UK was Judd's first home and reason she keeps coming back
Even Ashley Judd went to class in her pajamas.
Of course, when Judd was on campus, about 16 years ago, UK was a little bit smaller, and the buildings she had class in were close to where she lived at the Kappa Kappa Gamma house.
"I could practically go to class in my nightgown," said Judd, an actress and activist. "I probably did more than once, truth be told."
Judd often returns to UK. She is almost expected to show up at basketball games during the season, and in April 2005 she made a surprise visit to the Sigma Phi Epsilon fraternity house to talk about preventing the spread of AIDS and commend the fraternity for contributing proceeds from a basketball tournament to YouthAIDS.
Now Judd is returning to UK as the 2006 speaker in the Paul G. Blazer Lecture Series in the Humanities, hosted by the College of Arts and Sciences, with a lecture entitled "At the Root of My Longing: Social Justice, Feminism and Spirituality."
The lecture title is a play on the title of the book "At the Root of This Longing: Reconciling a Spiritual Hunger and a Feminist Thirst" by Carol Lee Flinders, Judd said.
"It's a book of terrific scholarship and soul that means a lot to me," Judd said.
Judd said she rearranged the title to reference her roots in Eastern Kentucky; to highlight her passion for social justice, which began at UK; and to incorporate the reasons why she does human rights work, specifically faith and feminism.
Judd said she will be showing many pictures from her involvement with YouthAIDS and Population Service International and talking about how the organizations' programs benefit the people she has met in her travels. Judd has visited Cambodia, Thailand, Kenya and Central America, putting on programs in urban slums, brothels and hospices.
Judd said writing the lecture was difficult at times, even though she has lived through the experiences she will talk about.
"There was a part of me (that said), 'Oh, I can't do it, and it won't be good enough' and 'Am I going to be able to access all the references?' " Judd said, adding that as soon as she actually sat down to write, the lecture came pouring out.
"I think I scrubbed a few toilets before I actually started," she said. "Like, that was a desirable alternative to sitting down and actually writing. That's that classic student procrastination and dread syndrome."
But her procrastination and dread didn't stop her from embracing a college education.
The UK alum described herself in her college days as "zealous - zealous bordering on obnoxious."
She said she was eager to learn in an environment where trying hard to earn an education was acceptable.

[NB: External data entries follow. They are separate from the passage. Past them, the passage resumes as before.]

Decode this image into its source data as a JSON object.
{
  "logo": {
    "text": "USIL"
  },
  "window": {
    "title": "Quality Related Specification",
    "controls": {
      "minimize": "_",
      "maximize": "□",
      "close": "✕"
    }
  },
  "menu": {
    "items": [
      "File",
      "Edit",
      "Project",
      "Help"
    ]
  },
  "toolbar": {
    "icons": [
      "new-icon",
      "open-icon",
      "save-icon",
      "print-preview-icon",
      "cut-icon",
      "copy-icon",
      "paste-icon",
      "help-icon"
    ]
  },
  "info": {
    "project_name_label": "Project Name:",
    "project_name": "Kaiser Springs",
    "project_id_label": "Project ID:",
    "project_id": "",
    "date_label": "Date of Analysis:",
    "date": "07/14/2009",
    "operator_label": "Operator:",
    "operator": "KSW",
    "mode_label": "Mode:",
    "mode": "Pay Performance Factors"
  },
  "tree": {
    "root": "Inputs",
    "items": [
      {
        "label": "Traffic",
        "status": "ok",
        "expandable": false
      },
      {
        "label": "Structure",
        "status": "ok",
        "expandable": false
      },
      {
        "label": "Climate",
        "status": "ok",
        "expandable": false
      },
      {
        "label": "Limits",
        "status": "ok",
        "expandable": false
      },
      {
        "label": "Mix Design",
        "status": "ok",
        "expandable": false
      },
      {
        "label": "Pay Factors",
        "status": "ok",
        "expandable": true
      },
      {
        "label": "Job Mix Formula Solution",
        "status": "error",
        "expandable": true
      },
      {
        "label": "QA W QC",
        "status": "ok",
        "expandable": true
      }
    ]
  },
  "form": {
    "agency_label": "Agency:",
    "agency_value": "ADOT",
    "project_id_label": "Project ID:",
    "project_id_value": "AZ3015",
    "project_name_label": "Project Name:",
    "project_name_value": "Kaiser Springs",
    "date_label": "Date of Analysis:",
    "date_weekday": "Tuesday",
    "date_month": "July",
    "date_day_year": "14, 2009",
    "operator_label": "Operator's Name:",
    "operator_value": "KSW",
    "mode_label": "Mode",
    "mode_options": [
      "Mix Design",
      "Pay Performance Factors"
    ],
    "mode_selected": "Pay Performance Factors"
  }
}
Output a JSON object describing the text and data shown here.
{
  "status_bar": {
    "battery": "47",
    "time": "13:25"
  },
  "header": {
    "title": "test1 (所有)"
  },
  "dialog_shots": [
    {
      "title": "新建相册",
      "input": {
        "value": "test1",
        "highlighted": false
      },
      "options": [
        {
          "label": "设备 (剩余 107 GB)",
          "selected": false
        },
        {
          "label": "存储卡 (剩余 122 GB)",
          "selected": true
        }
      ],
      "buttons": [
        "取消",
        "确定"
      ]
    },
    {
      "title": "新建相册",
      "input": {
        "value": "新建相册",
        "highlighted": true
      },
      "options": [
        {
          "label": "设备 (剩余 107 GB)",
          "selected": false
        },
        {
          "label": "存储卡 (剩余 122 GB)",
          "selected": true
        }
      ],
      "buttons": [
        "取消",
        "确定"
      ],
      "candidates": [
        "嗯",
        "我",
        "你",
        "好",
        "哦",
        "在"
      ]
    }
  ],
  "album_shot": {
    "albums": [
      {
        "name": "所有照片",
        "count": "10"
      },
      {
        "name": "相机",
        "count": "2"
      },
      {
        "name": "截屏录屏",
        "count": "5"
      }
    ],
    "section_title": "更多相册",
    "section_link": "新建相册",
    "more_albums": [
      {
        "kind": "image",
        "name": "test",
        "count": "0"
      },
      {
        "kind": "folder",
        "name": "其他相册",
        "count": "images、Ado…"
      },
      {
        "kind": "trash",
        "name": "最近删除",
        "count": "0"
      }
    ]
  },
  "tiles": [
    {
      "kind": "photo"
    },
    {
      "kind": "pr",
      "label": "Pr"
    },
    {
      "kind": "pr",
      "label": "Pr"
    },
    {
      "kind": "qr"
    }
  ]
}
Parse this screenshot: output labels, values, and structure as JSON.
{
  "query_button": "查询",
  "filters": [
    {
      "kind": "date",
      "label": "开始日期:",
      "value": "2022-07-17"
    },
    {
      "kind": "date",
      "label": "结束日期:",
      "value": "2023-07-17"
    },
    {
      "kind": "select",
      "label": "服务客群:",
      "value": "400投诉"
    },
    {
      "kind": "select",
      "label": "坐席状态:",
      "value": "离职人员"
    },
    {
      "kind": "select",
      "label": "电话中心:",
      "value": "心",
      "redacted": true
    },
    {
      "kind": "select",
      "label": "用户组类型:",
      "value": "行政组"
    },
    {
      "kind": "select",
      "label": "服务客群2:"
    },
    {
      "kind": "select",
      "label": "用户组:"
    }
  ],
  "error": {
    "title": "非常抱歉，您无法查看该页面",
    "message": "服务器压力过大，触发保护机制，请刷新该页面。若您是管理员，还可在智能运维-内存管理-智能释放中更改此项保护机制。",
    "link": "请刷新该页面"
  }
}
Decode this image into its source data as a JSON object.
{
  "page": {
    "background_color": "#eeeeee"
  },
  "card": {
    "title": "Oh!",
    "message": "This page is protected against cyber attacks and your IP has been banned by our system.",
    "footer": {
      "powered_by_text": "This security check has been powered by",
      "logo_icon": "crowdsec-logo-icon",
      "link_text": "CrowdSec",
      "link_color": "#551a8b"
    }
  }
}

"It was very exciting for me because I had always felt like a bit of a fraud in school," Judd said. "To actually really learn and have incredible professors who supported my particular brain while I learned, so that it was okay to try hard, was a big deal to me. Because I, for some reason, always thought that because I had been told I was smart that I was never supposed to have to try hard at anything, and that was such a destructive lie I grew up with. So at UK of all a sudden, I was trying hard and I found out it was OK, and that was a relief."
As a student at UK from 1986 to 1990, Judd majored in French, minored in cultural anthropology, art history, theater and women's studies, and completed the honors program.
It was also at UK that Judd developed a passion for activism in social justice.
"I was always the one traipsing around campus, promoting peace, love, social justice, trying to raise student consciousness about global issues, trotting down to Triangle Park for candlelight vigils in support of Amnesty International, bothering the governor's office, calling them about various things, harassing them," she said. "I loved it. I had a great time."
Judd's life has changed since those days, but she said the education she obtained at UK is practical in her everyday life and that she's the same person.
"I don't think I've changed all that much," Judd said. "I'm still intense. I'm opinionated. And for me, it's all motivated by a sense that we're all equal, all life is sacred, and everyone has inalienable rights - that it is our job in the richer, developing countries, to help implement and respect."
Judd is still active in her work promoting social justice, as she serves as a global ambassador with YouthAIDS and is on the board of Population Service International.
"YouthAIDS and PSI are one and the same," Judd said. "YouthAIDS is simply our HIV/AIDS prevention brand at PSI. It's the same organization; we just use different names for the different aspects of our grassroots program."
The work Judd does with YouthAIDS and PSI will be part of the focus of her lecture on campus this Thursday.
Judd said UK will always be home, and that is the reason she keeps coming back.
"UK was my first home that was a place where I, as an individual, could explore, discover and nurture my own identity," she said. "It was the first home I had as a person, separate and distinct from my family of origin. And as such, it remains my home."